Initial analysis of the impact case studies undertaken by Digital Science and Kings Policy Institute (who will publish a full analysis in March 2015) suggests that 70% of impact case studies were interdisciplinary. This is encouraging, but until we know more, it is not enough. Claiming that research is interdisciplinary is not the same as doing it.

The truly interdisciplinary impact case studies will reveal themselves by appearing in more than one subject of assessment – the Kings Policy study needs to examine the numbers closely. Qualitative evidence from panels also needs to be garnered while the experience is fresh in their memory.

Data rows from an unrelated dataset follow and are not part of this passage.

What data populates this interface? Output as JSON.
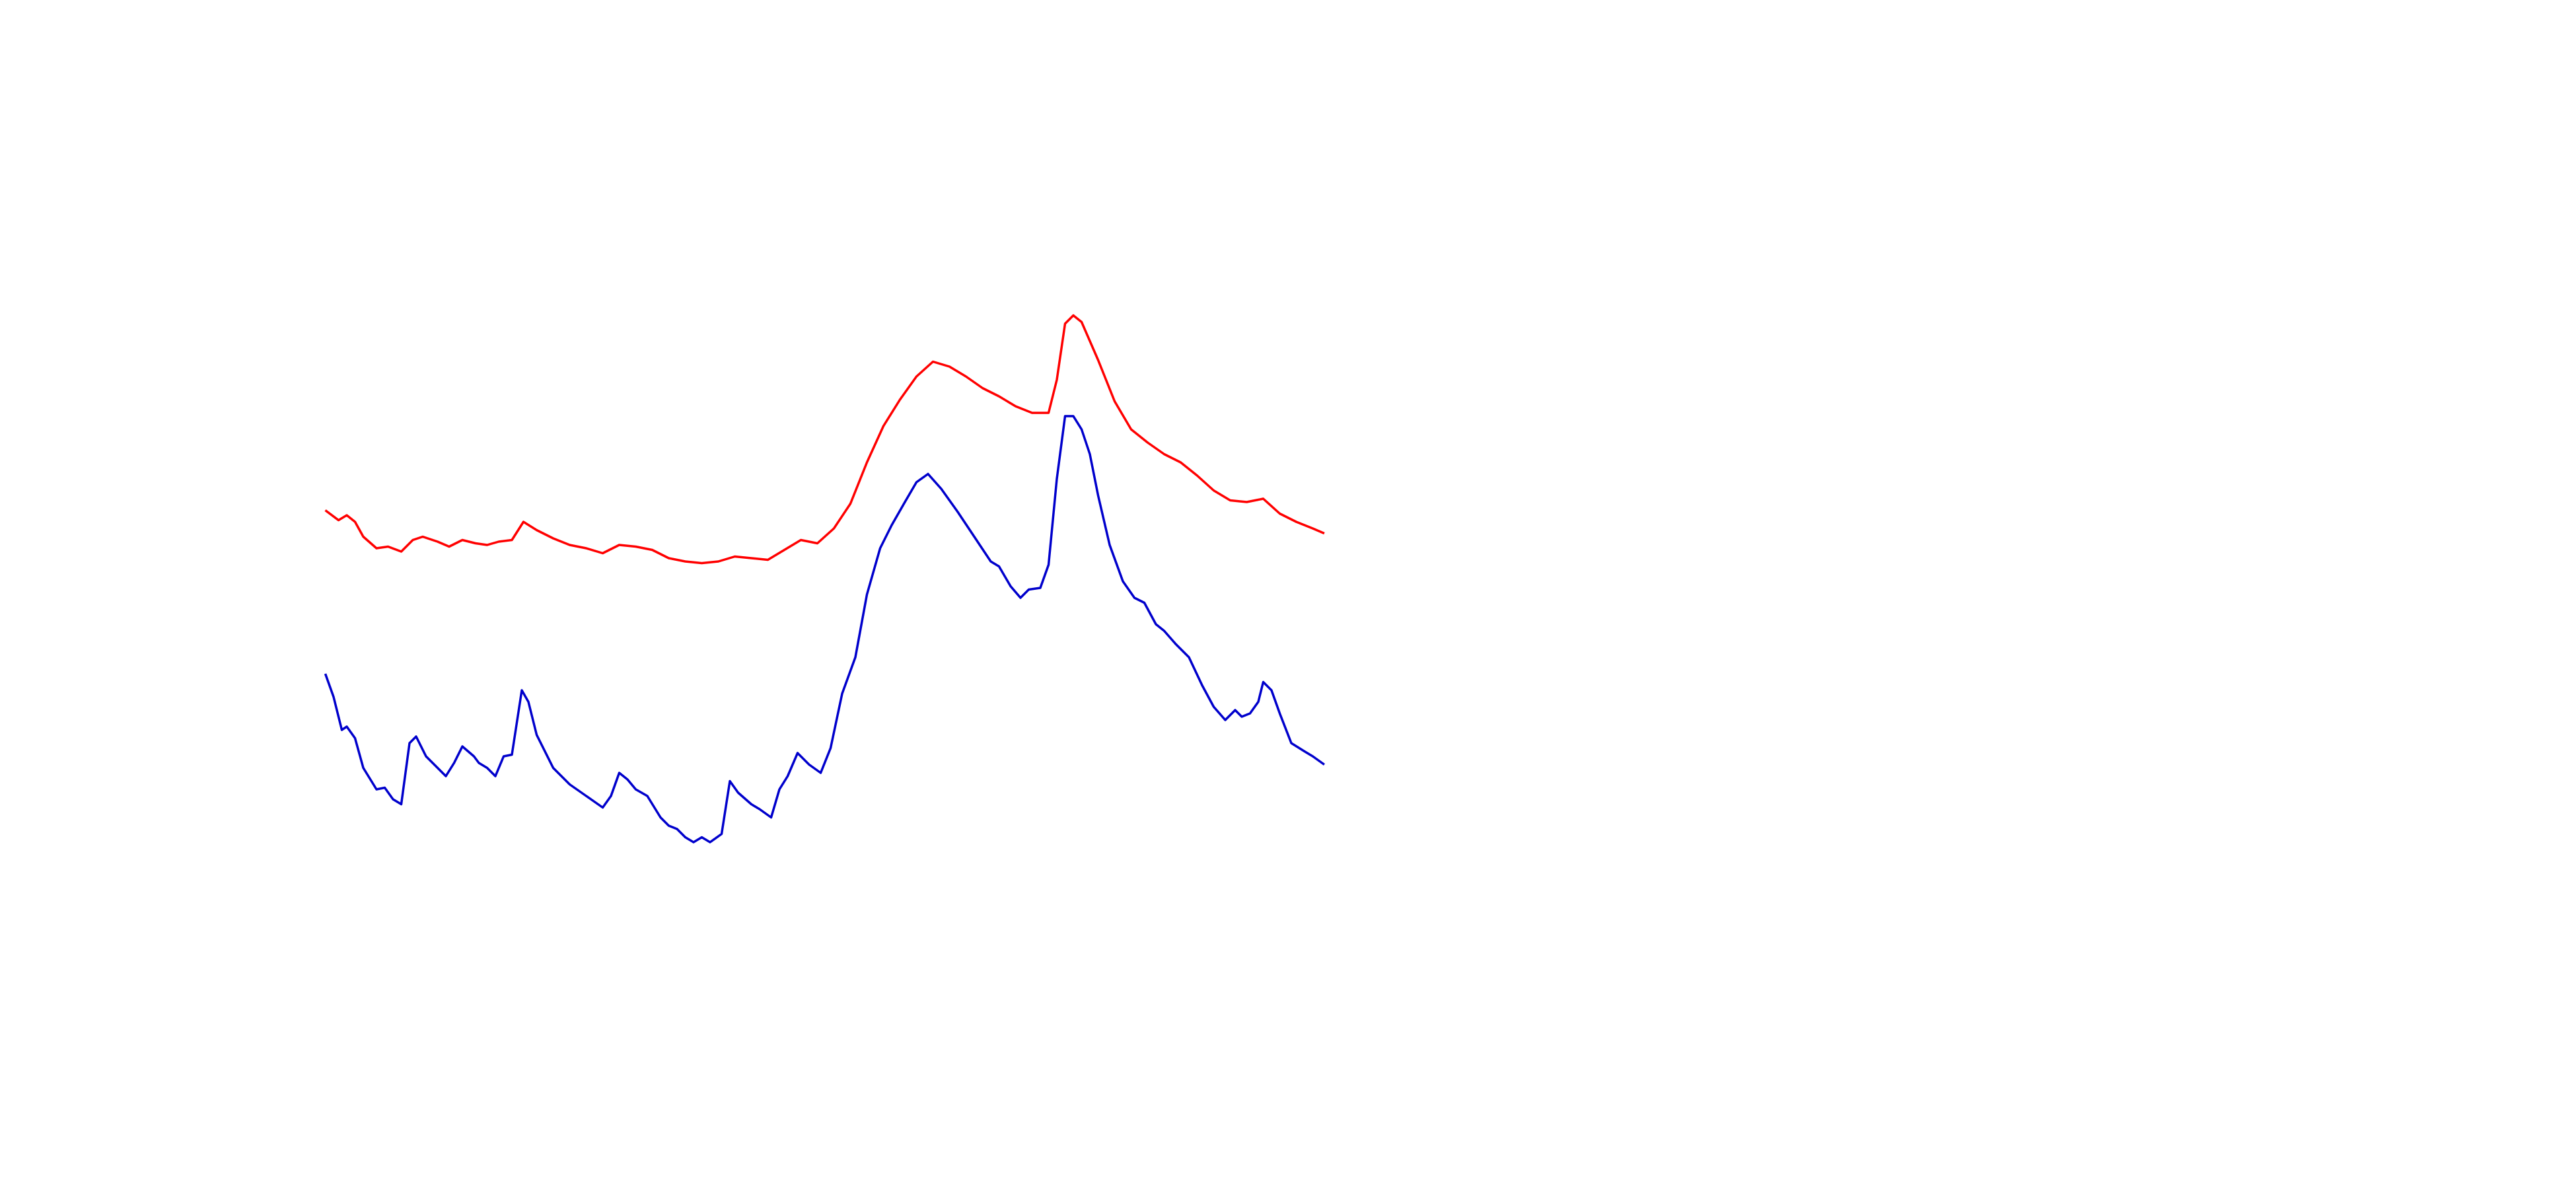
{
  "chart_data": {
    "type": "line",
    "xlim": [
      0,
      1560
    ],
    "ylim": [
      0,
      720
    ],
    "series": [
      {
        "color": "#ff0000",
        "x": [
          197,
          205,
          210,
          215,
          220,
          228,
          235,
          243,
          250,
          256,
          265,
          272,
          280,
          288,
          295,
          302,
          310,
          317,
          325,
          335,
          345,
          355,
          365,
          375,
          385,
          395,
          405,
          415,
          425,
          435,
          445,
          455,
          465,
          475,
          485,
          495,
          505,
          515,
          525,
          535,
          545,
          555,
          565,
          575,
          585,
          595,
          605,
          615,
          625,
          635,
          640,
          645,
          650,
          655,
          665,
          675,
          685,
          695,
          705,
          715,
          725,
          735,
          745,
          755,
          765,
          775,
          785,
          795,
          802
        ],
        "values": [
          411,
          405,
          408,
          404,
          395,
          388,
          389,
          386,
          393,
          395,
          392,
          389,
          393,
          391,
          390,
          392,
          393,
          404,
          399,
          394,
          390,
          388,
          385,
          390,
          389,
          387,
          382,
          380,
          379,
          380,
          383,
          382,
          381,
          387,
          393,
          391,
          400,
          415,
          440,
          462,
          478,
          492,
          501,
          498,
          492,
          485,
          480,
          474,
          470,
          470,
          490,
          524,
          529,
          525,
          502,
          477,
          460,
          452,
          445,
          440,
          432,
          423,
          417,
          416,
          418,
          409,
          404,
          400,
          397
        ]
      },
      {
        "color": "#0000cc",
        "x": [
          197,
          202,
          207,
          210,
          215,
          220,
          228,
          233,
          238,
          243,
          248,
          252,
          258,
          265,
          270,
          275,
          280,
          287,
          290,
          295,
          300,
          305,
          310,
          316,
          320,
          325,
          330,
          335,
          345,
          355,
          365,
          370,
          375,
          380,
          385,
          392,
          400,
          405,
          410,
          415,
          420,
          425,
          430,
          437,
          442,
          447,
          455,
          460,
          467,
          472,
          477,
          483,
          490,
          497,
          503,
          510,
          518,
          525,
          533,
          540,
          548,
          555,
          562,
          570,
          580,
          590,
          600,
          605,
          612,
          618,
          623,
          630,
          635,
          640,
          645,
          650,
          655,
          660,
          665,
          672,
          680,
          687,
          693,
          700,
          705,
          712,
          720,
          728,
          735,
          742,
          748,
          752,
          757,
          762,
          765,
          770,
          775,
          782,
          790,
          795,
          802
        ],
        "values": [
          312,
          298,
          278,
          280,
          273,
          255,
          242,
          243,
          236,
          233,
          270,
          274,
          262,
          255,
          250,
          258,
          268,
          262,
          258,
          255,
          250,
          262,
          263,
          302,
          295,
          275,
          265,
          255,
          245,
          238,
          231,
          238,
          252,
          248,
          242,
          238,
          225,
          220,
          218,
          213,
          210,
          213,
          210,
          215,
          247,
          240,
          233,
          230,
          225,
          242,
          250,
          264,
          257,
          252,
          267,
          300,
          322,
          360,
          388,
          402,
          416,
          428,
          433,
          424,
          410,
          395,
          380,
          377,
          365,
          358,
          363,
          364,
          378,
          430,
          468,
          468,
          460,
          445,
          420,
          390,
          368,
          358,
          355,
          342,
          338,
          330,
          322,
          305,
          292,
          284,
          290,
          286,
          288,
          295,
          307,
          302,
          288,
          270,
          265,
          262,
          257
        ]
      }
    ]
  }
}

Clearer picture still to emerge

We need to know whether the cross-referencing and advice from experts outside the subject area really did help panels to assess whether a piece of interdisciplinary research represented a whole greater than the sum of its parts. Other questions need to be answered, such as whether the process gave panels a better idea of how to judge the quality of interdisciplinary research and whether the new measures encouraged submissions that would have been judged too risky in the former exercise. It will also be important to see how the panels evaluated a university’s support of interdisciplinary research in their awarding of scores under the “environment” part of the assessment.

Beyond these immediate analyses we need to have a deeper conversation. There is an inherent tension now within the REF between the interdisciplinary nature of research impact and the entrenched framing of the whole exercise in subject silos. Even if the REF has achieved as balanced a position as it can, we know that academic journals, research funders, and university human resources teams all find the evaluation of interdisciplinary research challenging.

We need to look at everything that motivates our daily game-playing to ensure that it supports what we value the most: deep scholarship and learning, fresh understanding of ourselves and the world, and imaginative ways forward driven by a creative academy serving our communities.